Alaskans to need to hear from Dunleavy on procurement violations in Penney no-bid contract

The no-bid deal with Clark Penney is no more.

According to the Associated Press, it was Penney who decided to pull the plug this week, immediately ending the $8,000-a-month consulting contract that Gov. Mike Dunleavy does not want to talk about. This will save the state $300,000 or so over the next two-and-a-half years.

Portraying Penney—and not Dunleavy—as the decider may well be an attempt by the governor’s office to prevent full disclosure of how the state violated and ignored many procurement regulations last year in steering a $441,000 contract to the grandson of a big Dunleavy donor, Bob Penney.

Clark Penney, hailed by Dunleavy cheerleader Suzanne Downing as a “rainmaker” who doesn’t really need state money, said the contract had become a distraction. Downing says this started because Dunleavy wanted a “trusted ally” and Penney fit the bill.

The contract cancellation is an effort to distract Alaskans from the circumstances under which the contract was created and the rules that the Dunleavy administration did not follow. It appears to have originated in the governor’s office with negotiations conducted by the commerce department on a deal inked by the Alaska Industrial Development and Export Authority.

While the governor has pleaded ignorance about the contract, he has also promised to reveal all to the public at a future press conference. Pressure from the Legislature will be needed to make sure that happens.

“To answer your question, we’re looking into all of the details surrounding that contract and other contracts and once we are finished with our deep dive, we will come out and will have a presser on it,” Dunleavy told the Juneau AP reporter at a press conference last month.

“We’re looking into it and we will get to the bottom of whether there was anything done improper and we will have a press conference on that,” Dunleavy said on Feb. 19.

“We’re gonna find every piece and every detail. We want to be 100 percent sure because the governor’s office is a big office,” he said. “I know there’s the implication that there was a sweetheart deal with an individual. We want to make sure that there’s nothing been overlooked and there’s been no mistakes. We want to look into this thoroughly.”

It’s not an implication. It was a sweetheart deal. Even the shallowest of dives into the document pool reveal that.

I haven’t seen anything to suggest that Penney did something wrong in accepting a no-bid contract bestowed on him by a grateful governor. But it’s clear that the procurement regulations designed to prevent insider dealing were violated in the process.

Barry Jackson, a retired state employee who supervised the Anchorage office that dealt with state contracts for 25 years, has helped me analyze what happened and when. Jackson has taken all of the public documents released so far and created a chronology that illuminates a disturbing pattern of ignoring procurement rules.

This 63-page chronology includes links to the documents, as well as to state contracting forms and a variety of news reports. This compilation and his accompanying analysis are essential reading for anyone who wants to follow the money.

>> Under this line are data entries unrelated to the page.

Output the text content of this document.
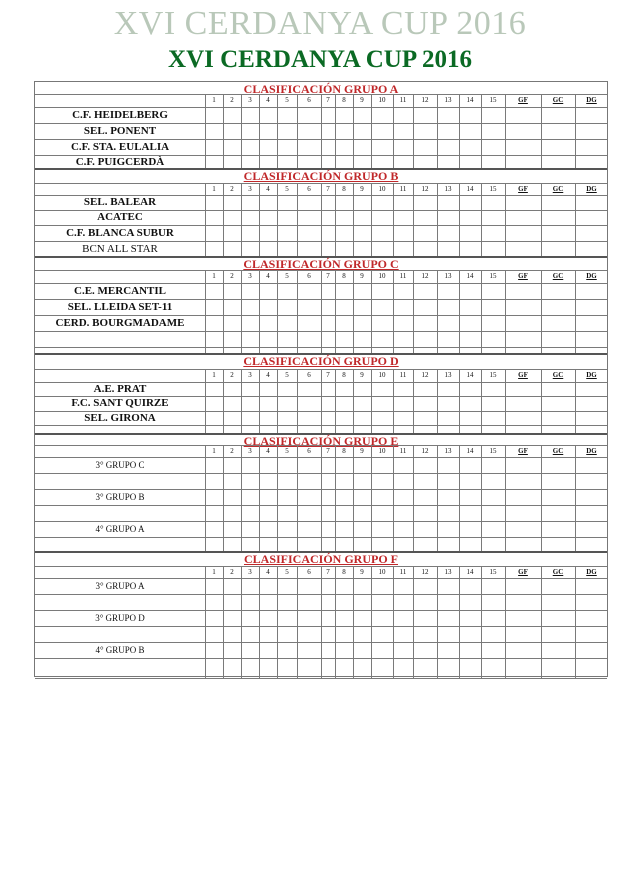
XVI CERDANYA CUP 2016
XVI CERDANYA CUP 2016
CLASIFICACIÓN GRUPO A
1	2	3	4	5	6	7	8	9	10	11	12	13	14	15	GF	GC	DG
C.F. HEIDELBERG
SEL. PONENT
C.F. STA. EULALIA
C.F. PUIGCERDÀ
CLASIFICACIÓN GRUPO B
1	2	3	4	5	6	7	8	9	10	11	12	13	14	15	GF	GC	DG
SEL. BALEAR
ACATEC
C.F. BLANCA SUBUR
BCN ALL STAR
CLASIFICACIÓN GRUPO C
1	2	3	4	5	6	7	8	9	10	11	12	13	14	15	GF	GC	DG
C.E. MERCANTIL
SEL. LLEIDA SET-11
CERD. BOURGMADAME
CLASIFICACIÓN GRUPO D
1	2	3	4	5	6	7	8	9	10	11	12	13	14	15	GF	GC	DG
A.E. PRAT
F.C. SANT QUIRZE
SEL. GIRONA
CLASIFICACIÓN GRUPO E
1	2	3	4	5	6	7	8	9	10	11	12	13	14	15	GF	GC	DG
3° GRUPO C
3° GRUPO B
4° GRUPO A
CLASIFICACIÓN GRUPO F
1	2	3	4	5	6	7	8	9	10	11	12	13	14	15	GF	GC	DG
3° GRUPO A
3° GRUPO D
4° GRUPO B
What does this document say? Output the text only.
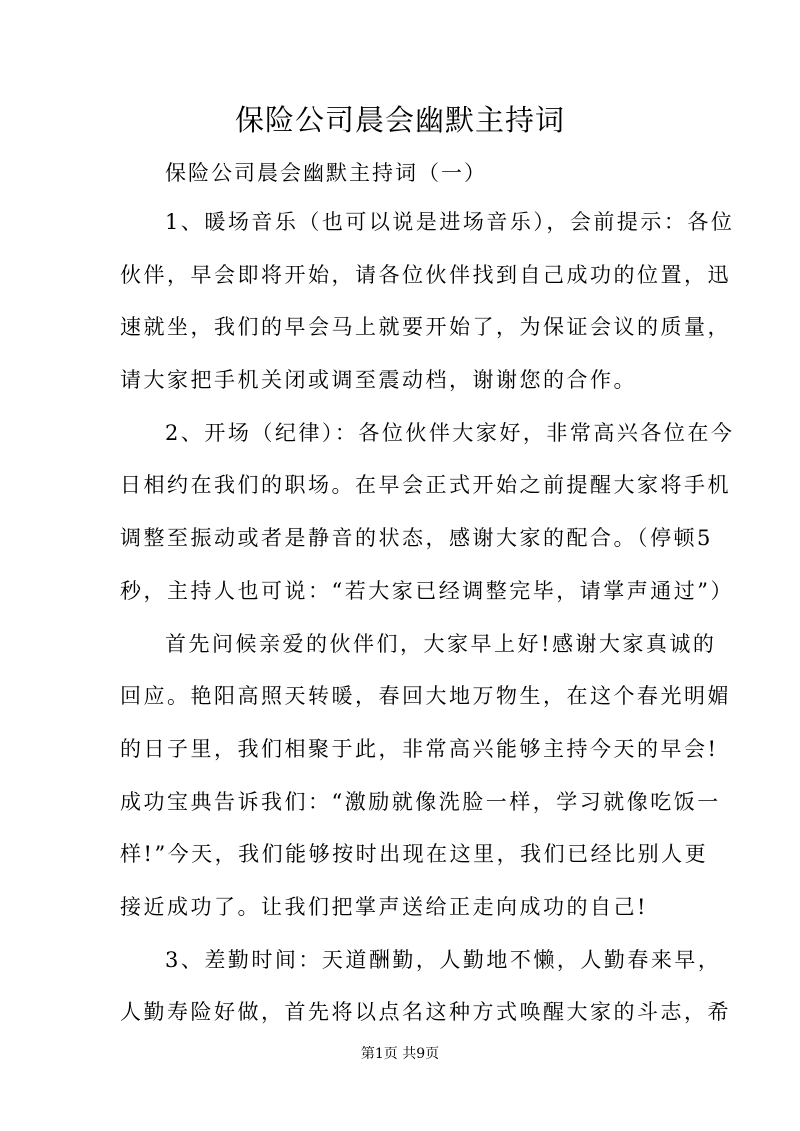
保险公司晨会幽默主持词

保险公司晨会幽默主持词（一）

1、暖场音乐（也可以说是进场音乐），会前提示：各位
伙伴，早会即将开始，请各位伙伴找到自己成功的位置，迅
速就坐，我们的早会马上就要开始了，为保证会议的质量，
请大家把手机关闭或调至震动档，谢谢您的合作。
2、开场（纪律）：各位伙伴大家好，非常高兴各位在今
日相约在我们的职场。在早会正式开始之前提醒大家将手机
调整至振动或者是静音的状态，感谢大家的配合。（停顿5
秒，主持人也可说：“若大家已经调整完毕，请掌声通过”）
首先问候亲爱的伙伴们，大家早上好!感谢大家真诚的
回应。艳阳高照天转暖，春回大地万物生，在这个春光明媚
的日子里，我们相聚于此，非常高兴能够主持今天的早会!
成功宝典告诉我们：“激励就像洗脸一样，学习就像吃饭一
样!”今天，我们能够按时出现在这里，我们已经比别人更
接近成功了。让我们把掌声送给正走向成功的自己!
3、差勤时间：天道酬勤，人勤地不懒，人勤春来早，
人勤寿险好做，首先将以点名这种方式唤醒大家的斗志，希

第1页 共9页
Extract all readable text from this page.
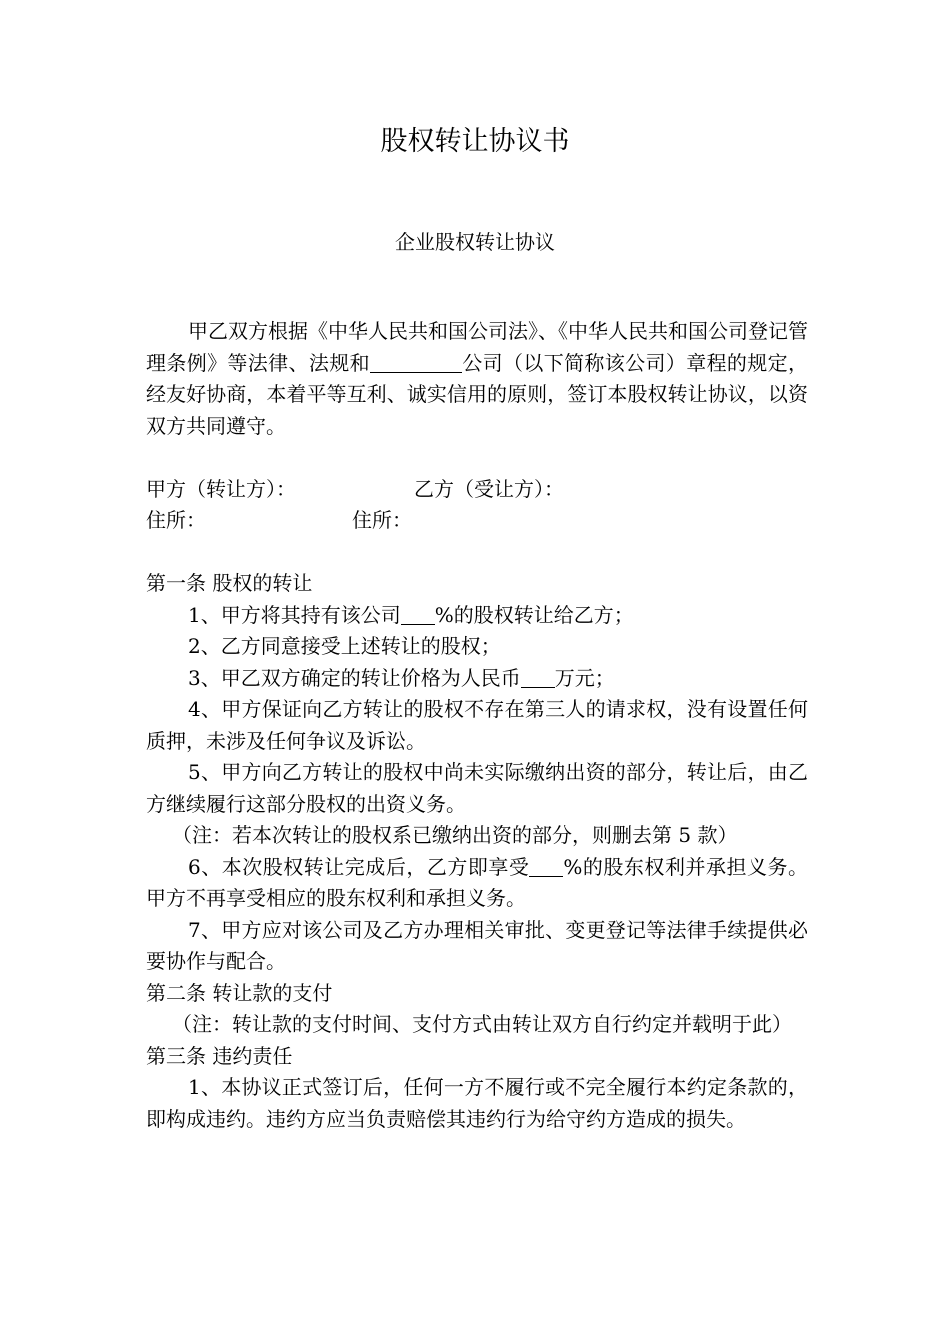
股权转让协议书
企业股权转让协议

甲乙双方根据《中华人民共和国公司法》、《中华人民共和国公司登记管理条例》等法律、法规和	公司（以下简称该公司）章程的规定，经友好协商，本着平等互利、诚实信用的原则，签订本股权转让协议，以资双方共同遵守。

甲方（转让方）：	乙方（受让方）：
住所：	住所：

第一条 股权的转让

1、甲方将其持有该公司 %的股权转让给乙方；

2、乙方同意接受上述转让的股权；

3、甲乙双方确定的转让价格为人民币 万元；

4、甲方保证向乙方转让的股权不存在第三人的请求权，没有设置任何质押，未涉及任何争议及诉讼。

5、甲方向乙方转让的股权中尚未实际缴纳出资的部分，转让后，由乙方继续履行这部分股权的出资义务。

（注：若本次转让的股权系已缴纳出资的部分，则删去第 5 款）

6、本次股权转让完成后，乙方即享受 %的股东权利并承担义务。甲方不再享受相应的股东权利和承担义务。

7、甲方应对该公司及乙方办理相关审批、变更登记等法律手续提供必要协作与配合。

第二条 转让款的支付

（注：转让款的支付时间、支付方式由转让双方自行约定并载明于此）

第三条 违约责任

1、本协议正式签订后，任何一方不履行或不完全履行本约定条款的，即构成违约。违约方应当负责赔偿其违约行为给守约方造成的损失。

Jackson has taken the jumble of emails released last summer and tracked the step-by-step process. His painstaking investigation is the best account available to the public.

Jackson did not get paid by anyone to provide this exhaustive review of the documents. He said he spent his career in procurement and believes the rules about competition and no-bid contracts need to be followed.

There are many questions highlighted in his analysis, some of them created because of information gaps in the series of emails, such as who chose Penney in the first place.

A related question is why did top officials of the commerce department negotiate a contract that was intended to be issued by AIDEA, a contract that had not been reviewed or approved for a waiver of competitive bidding rules?

A key finding of his analysis is that the first state contract signed with Penney actually expired on June 30 and the document signed the following day for an extension was illegal because the contract was no longer in place.

The Dunleavy administration, worried about the recall, wants to make all of this go away. It’s too soon for that.

Here is Jackson’s invaluable investigation of the publicly available evidence.

After looking deeply into this transaction to give a sweetheart contract to Penney, and talking with trusted sources with deep knowledge of the contracting practices of Dunleavy appointees, Jackson is convinced that there's more here. 

He says he has reason to believe the Penney contract isn't the only failure to obey the state's rigorous procurement regulations and procedures. He expects to take a "deeper dive" into other potential violations and erosions of the procurement rules that guarantee trustworthy expenditures of state of funds.